Journal of Physical Chemistry B | 2018
Piotr Durlak; Zdzisław Latajka
Car-Parrinello (CPMD) and path integral molecular dynamics (PIMD) simulations were carried out for 1-(phenylazo)-2-naphthol (I) and 1-(4-F-phenylazo)-2-naphthol (II) (Sudan I) in vacuo and in the solid state at 298 K. The fast proton transfer (FPT) and tautomerism in the ketohydrazone-azoenol systems have been analyzed on the basis of CPMD and PIMD methods level. The two-dimensional free-energy landscape of reaction coordinate δ-parameter and RN···O distances shows the NH tautomer to be more favorable in the gas phase as well as in the solid state according to the CP and PI results, respectively. The hydrogen between the nitrogen and the oxygen atoms adopts a starkly asymmetrical position in the double potential well.
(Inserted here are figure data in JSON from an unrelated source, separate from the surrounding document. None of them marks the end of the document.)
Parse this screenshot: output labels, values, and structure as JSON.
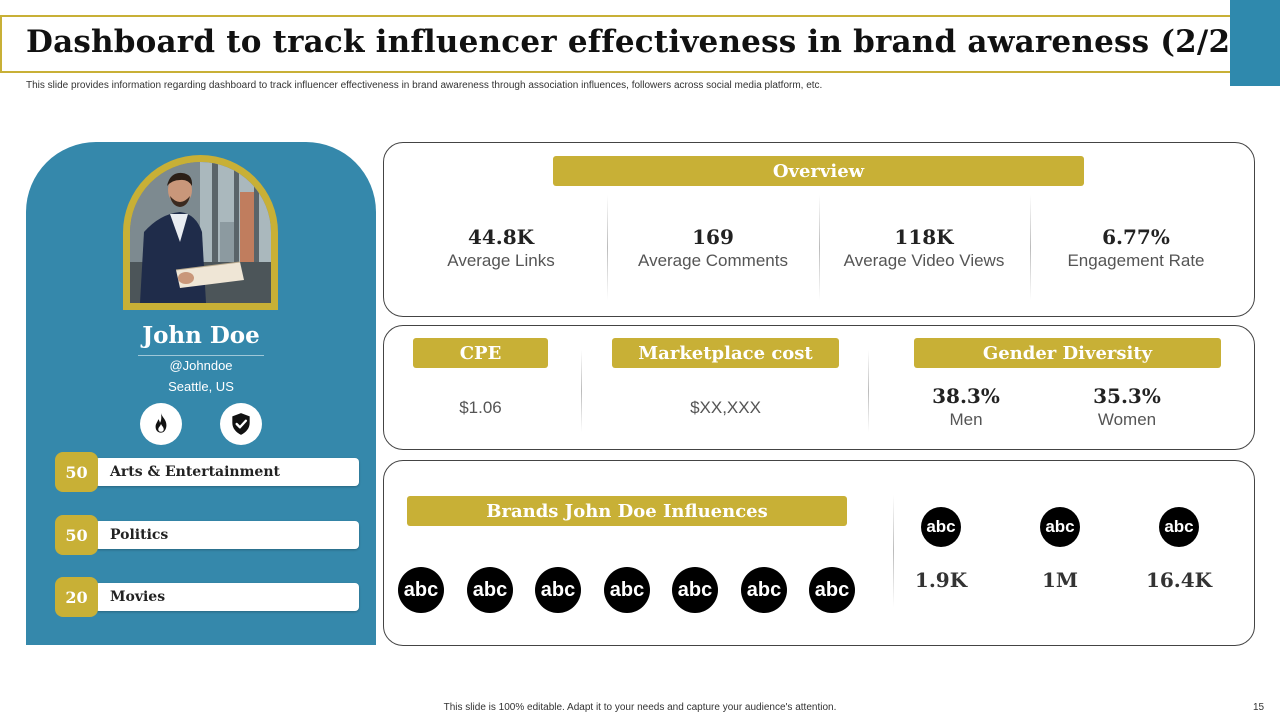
{
  "slide": {
    "title": "Dashboard to track influencer effectiveness in brand awareness (2/2)",
    "subtitle": "This slide provides information regarding dashboard to track influencer effectiveness in brand awareness through association influences, followers across social media platform, etc.",
    "footer_note": "This slide is 100% editable. Adapt it to your needs and capture your audience's attention.",
    "page_number": "15",
    "colors": {
      "accent_gold": "#c8b036",
      "panel_blue": "#3588ab",
      "corner_blue": "#2f89ad"
    }
  },
  "profile": {
    "name": "John Doe",
    "handle": "@Johndoe",
    "location": "Seattle, US",
    "icons": [
      "fire-icon",
      "shield-check-icon"
    ],
    "categories": [
      {
        "count": "50",
        "label": "Arts & Entertainment"
      },
      {
        "count": "50",
        "label": "Politics"
      },
      {
        "count": "20",
        "label": "Movies"
      }
    ]
  },
  "overview": {
    "heading": "Overview",
    "metrics": [
      {
        "value": "44.8K",
        "label": "Average Links"
      },
      {
        "value": "169",
        "label": "Average Comments"
      },
      {
        "value": "118K",
        "label": "Average Video Views"
      },
      {
        "value": "6.77%",
        "label": "Engagement Rate"
      }
    ]
  },
  "costs": {
    "cpe": {
      "heading": "CPE",
      "value": "$1.06"
    },
    "marketplace": {
      "heading": "Marketplace cost",
      "value": "$XX,XXX"
    },
    "gender": {
      "heading": "Gender Diversity",
      "men": {
        "value": "38.3%",
        "label": "Men"
      },
      "women": {
        "value": "35.3%",
        "label": "Women"
      }
    }
  },
  "brands": {
    "heading": "Brands John Doe Influences",
    "logo_text": "abc",
    "logo_count_shown": 7,
    "stats": [
      {
        "logo": "abc",
        "value": "1.9K"
      },
      {
        "logo": "abc",
        "value": "1M"
      },
      {
        "logo": "abc",
        "value": "16.4K"
      }
    ]
  }
}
The molecular geometry and energy barrier for the intramolecular proton transference were calculated, and the value found suggested a strong hydrogen bond with low barrier for FPT mechanism. These studies and the two-dimensional average index of π-delocalization ⟨λ⟩ landscape of time evolutions of RN1···O1 and RC1═O1 distances for both the crystals indicate that the hydrogen bonds in the crystals of 1-(phenylazo)-2-naphthol (I) and 1-(4-F-phenylazo)-2-naphthol (II) have characteristic properties for the type of bonding model: resonance-assisted hydrogen bonds and low-barrier hydrogen bonds, without the existence of equilibrium in the two tautomers. The infrared spectrum has been calculated, and a comparative vibrational analysis has been performed. The CPMD vibrational results appear to qualitatively agree with the experimental ones.